The last few weeks of marathon training have been as much of a running roller coaster as I’ve had in my 3.5 years of running consistently. I’m quickly learning that marathon training can be as difficult mentally as it is physically, and I’m my own worst enemy. But I’m hanging in there and doing my best, and so far it’s going well overall.
My long runs have been hit or miss, with my first couple of 16-milers going pretty well, the next two 16-milers feeling crappy (I even bailed halfway through on one of them), and my most recent long run – an 18-miler – going fairly well. The 18-miler was my longest run yet, and I had run a moderately-paced 8.5-miler the day before. I took the long run very slowly and conservatively because I just wanted to finish while keeping the pacing fairly consistent. I didn’t care much about speed for this run – for the sake of my training sanity, my primary goal was just to finish (without falling apart).

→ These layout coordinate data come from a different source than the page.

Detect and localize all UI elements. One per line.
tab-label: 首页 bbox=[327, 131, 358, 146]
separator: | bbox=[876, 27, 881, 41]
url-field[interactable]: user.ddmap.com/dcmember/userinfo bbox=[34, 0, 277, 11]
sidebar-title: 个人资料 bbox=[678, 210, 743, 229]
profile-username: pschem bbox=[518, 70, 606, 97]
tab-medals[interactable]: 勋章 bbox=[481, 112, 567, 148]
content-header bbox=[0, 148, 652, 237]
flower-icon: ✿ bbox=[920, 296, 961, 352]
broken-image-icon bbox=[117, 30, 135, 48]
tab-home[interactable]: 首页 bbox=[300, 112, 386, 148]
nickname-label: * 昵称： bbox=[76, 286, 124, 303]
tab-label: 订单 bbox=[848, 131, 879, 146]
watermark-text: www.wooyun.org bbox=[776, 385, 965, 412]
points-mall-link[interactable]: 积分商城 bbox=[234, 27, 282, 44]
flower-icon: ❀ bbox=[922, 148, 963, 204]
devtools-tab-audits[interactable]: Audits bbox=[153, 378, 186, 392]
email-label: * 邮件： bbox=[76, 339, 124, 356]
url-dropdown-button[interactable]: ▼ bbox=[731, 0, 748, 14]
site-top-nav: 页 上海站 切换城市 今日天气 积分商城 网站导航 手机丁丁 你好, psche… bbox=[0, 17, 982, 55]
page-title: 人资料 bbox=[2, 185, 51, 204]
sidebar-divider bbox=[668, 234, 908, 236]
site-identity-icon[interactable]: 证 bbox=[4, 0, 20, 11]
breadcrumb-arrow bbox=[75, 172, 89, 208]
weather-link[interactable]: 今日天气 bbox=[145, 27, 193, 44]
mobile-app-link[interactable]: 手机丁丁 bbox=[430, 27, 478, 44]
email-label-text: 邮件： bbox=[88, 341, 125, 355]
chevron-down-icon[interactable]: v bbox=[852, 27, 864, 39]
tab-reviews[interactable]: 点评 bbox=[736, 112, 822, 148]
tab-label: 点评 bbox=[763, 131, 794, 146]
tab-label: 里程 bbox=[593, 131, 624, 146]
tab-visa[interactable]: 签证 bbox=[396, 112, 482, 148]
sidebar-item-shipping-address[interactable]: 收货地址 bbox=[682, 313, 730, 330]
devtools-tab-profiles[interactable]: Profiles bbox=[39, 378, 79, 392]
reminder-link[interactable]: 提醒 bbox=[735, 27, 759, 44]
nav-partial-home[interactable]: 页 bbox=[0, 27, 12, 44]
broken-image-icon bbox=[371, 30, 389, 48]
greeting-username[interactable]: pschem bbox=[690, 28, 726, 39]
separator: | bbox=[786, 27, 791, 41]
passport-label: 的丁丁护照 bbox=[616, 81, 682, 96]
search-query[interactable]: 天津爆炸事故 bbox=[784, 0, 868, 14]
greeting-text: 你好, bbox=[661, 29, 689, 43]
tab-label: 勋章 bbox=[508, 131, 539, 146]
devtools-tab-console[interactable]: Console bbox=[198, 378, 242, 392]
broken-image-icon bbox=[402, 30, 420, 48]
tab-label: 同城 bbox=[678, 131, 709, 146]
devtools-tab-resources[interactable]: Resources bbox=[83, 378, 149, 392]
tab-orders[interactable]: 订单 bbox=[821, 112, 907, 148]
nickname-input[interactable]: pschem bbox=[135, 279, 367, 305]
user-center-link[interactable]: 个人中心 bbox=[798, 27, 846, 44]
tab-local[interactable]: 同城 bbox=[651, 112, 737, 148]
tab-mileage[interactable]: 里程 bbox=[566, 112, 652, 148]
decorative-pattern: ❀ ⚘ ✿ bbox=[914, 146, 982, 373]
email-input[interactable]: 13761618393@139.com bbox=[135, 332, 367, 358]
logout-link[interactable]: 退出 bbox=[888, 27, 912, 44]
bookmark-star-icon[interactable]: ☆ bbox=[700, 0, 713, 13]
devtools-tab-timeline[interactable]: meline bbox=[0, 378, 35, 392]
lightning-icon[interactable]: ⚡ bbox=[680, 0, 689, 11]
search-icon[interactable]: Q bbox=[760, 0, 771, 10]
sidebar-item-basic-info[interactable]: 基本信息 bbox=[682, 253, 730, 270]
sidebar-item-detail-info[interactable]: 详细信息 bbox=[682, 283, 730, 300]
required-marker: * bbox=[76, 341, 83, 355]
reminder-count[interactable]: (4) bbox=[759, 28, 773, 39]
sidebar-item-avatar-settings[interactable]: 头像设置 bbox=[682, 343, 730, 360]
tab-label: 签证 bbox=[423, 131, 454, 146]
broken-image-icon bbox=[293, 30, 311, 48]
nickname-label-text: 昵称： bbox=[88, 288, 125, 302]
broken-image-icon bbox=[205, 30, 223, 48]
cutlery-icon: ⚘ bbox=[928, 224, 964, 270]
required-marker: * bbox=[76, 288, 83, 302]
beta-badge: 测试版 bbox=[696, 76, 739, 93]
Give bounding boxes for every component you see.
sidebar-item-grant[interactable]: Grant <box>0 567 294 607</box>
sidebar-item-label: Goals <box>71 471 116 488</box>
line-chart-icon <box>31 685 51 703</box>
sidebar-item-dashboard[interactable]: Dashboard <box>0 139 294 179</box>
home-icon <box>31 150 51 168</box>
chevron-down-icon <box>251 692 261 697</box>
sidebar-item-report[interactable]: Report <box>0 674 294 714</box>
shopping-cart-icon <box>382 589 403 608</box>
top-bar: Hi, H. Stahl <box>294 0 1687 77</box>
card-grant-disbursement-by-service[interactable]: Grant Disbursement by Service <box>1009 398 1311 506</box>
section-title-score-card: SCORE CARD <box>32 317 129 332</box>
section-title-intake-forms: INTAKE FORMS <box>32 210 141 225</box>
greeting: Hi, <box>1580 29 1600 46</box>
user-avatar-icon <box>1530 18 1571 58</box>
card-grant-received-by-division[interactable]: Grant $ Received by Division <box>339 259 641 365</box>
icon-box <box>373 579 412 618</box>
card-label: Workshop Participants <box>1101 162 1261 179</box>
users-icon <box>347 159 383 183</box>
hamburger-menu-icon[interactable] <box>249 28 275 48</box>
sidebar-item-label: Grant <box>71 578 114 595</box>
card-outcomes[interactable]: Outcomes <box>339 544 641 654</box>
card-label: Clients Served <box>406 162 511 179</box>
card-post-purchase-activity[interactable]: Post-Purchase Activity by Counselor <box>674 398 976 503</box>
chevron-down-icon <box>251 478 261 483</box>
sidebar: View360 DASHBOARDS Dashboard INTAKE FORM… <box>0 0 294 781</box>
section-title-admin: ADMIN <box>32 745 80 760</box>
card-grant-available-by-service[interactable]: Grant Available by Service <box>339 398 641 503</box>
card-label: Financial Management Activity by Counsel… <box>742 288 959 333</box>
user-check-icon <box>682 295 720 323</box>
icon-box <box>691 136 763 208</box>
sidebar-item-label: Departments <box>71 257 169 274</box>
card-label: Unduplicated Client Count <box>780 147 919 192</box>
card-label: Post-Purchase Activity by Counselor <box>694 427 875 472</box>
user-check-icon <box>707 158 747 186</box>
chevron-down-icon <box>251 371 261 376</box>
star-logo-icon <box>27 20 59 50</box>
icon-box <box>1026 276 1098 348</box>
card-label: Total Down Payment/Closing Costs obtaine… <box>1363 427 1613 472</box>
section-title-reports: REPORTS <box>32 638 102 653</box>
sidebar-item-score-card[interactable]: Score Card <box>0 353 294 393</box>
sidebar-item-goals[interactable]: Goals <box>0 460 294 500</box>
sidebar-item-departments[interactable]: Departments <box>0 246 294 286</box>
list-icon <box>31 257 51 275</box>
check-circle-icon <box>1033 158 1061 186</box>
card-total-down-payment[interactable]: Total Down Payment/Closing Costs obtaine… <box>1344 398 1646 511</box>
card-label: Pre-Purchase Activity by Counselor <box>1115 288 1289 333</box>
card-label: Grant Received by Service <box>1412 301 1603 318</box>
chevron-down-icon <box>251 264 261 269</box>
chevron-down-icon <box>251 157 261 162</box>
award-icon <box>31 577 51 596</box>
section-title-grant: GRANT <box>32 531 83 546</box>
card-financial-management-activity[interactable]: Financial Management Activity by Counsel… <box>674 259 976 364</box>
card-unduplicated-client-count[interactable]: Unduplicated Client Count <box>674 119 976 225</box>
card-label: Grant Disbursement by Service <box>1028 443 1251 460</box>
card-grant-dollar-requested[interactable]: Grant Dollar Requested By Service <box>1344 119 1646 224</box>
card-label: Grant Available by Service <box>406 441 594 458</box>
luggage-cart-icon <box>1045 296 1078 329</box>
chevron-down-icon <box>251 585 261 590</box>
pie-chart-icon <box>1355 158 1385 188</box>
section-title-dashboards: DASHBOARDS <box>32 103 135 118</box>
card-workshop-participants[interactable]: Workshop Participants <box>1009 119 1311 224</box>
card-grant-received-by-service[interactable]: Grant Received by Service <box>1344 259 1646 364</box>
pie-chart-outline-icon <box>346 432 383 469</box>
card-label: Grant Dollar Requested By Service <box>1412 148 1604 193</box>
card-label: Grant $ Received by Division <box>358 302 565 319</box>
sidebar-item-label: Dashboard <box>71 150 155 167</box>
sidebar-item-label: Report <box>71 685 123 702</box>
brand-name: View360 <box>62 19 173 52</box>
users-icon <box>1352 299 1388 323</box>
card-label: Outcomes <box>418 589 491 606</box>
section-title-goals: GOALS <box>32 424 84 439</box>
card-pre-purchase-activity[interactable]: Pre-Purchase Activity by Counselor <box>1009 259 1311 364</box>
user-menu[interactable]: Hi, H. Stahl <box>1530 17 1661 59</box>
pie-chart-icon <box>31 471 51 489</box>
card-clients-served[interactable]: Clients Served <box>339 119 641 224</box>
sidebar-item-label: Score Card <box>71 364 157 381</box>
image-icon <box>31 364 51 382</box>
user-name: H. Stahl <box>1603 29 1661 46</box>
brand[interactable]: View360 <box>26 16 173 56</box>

One of my secondary (and very important) goals for this run was to practice my pre-run nutrition. I rarely eat before running, even for runs of 10 or miles, but I knew I had to make some changes after bonking on my last two 16-milers. I was very glad to meet Jeff from Detroit Runner last week, and he gave me some awesome tips for getting nutrition before and during long runs. He also wrote an excellent post about race nutrition and the marathon, and I took his advice (and that of his readers) before my long run last weekend. Because I have a somewhat sensitive stomach while running and I’m not used to eating before I run, I wanted to have something of substance without pushing my luck. I decided to try half a banana and half a bagel with peanut butter. I also had some water and Gatorade so I’d be a little more hydrated than normal. Because I wanted to give the food time to settle, I set my alarm so I could eat a couple hours before I planned to run, then I went back to bed for a while.
I took my Amphipod handheld water bottle with me (filled with watered down Gatorade) and put some Honey Stinger chews in its pocket. I had no stomach problems at all (very luckily), and I had chews twice during the run…I think around miles 10 and 14. I felt very slow on this run, and not as energetic as I would’ve liked, but I was able to keep my pace pretty consistent and I was running on tired legs, so I have no complaints. I think the pre-run nutrition definitely helped, as did having my wife run the final 12 miles with me. I hadn’t run with her in quite a while – her shins have been bothering her for several weeks now, and she’s had to build her long runs back up slowly after some time off and reduced mileage. It was great running with her again, and having a running buddy really helped me get through the last couple miles (which felt like hell). My next long run will probably be around 16-17 miles, including 3 x 3 miles at a target pace. I’m looking forward to it, and I hope the intervals will make it a little less monotonous than a normal long run. The race nutrition stuff is still very new to me, and I’m using my weekly long runs to test different nutrition strategies both before and during my runs. Thanks again to Jeff for the great advice last week. It helped a lot, and I’ll keep working on figuring out an ideal race nutrition strategy during the two months remaining before Bayshore.
Are you training for any races right now? If so, which one(s) and at what distance(s)?
What do you do to keep your long runs interesting and less tedious?
Do you eat before or during races? If so, what do you eat? If not, then why not? I prefer to not eat before or during races, but I know I need to in longer races to avoid (or at least delay) hitting the wall.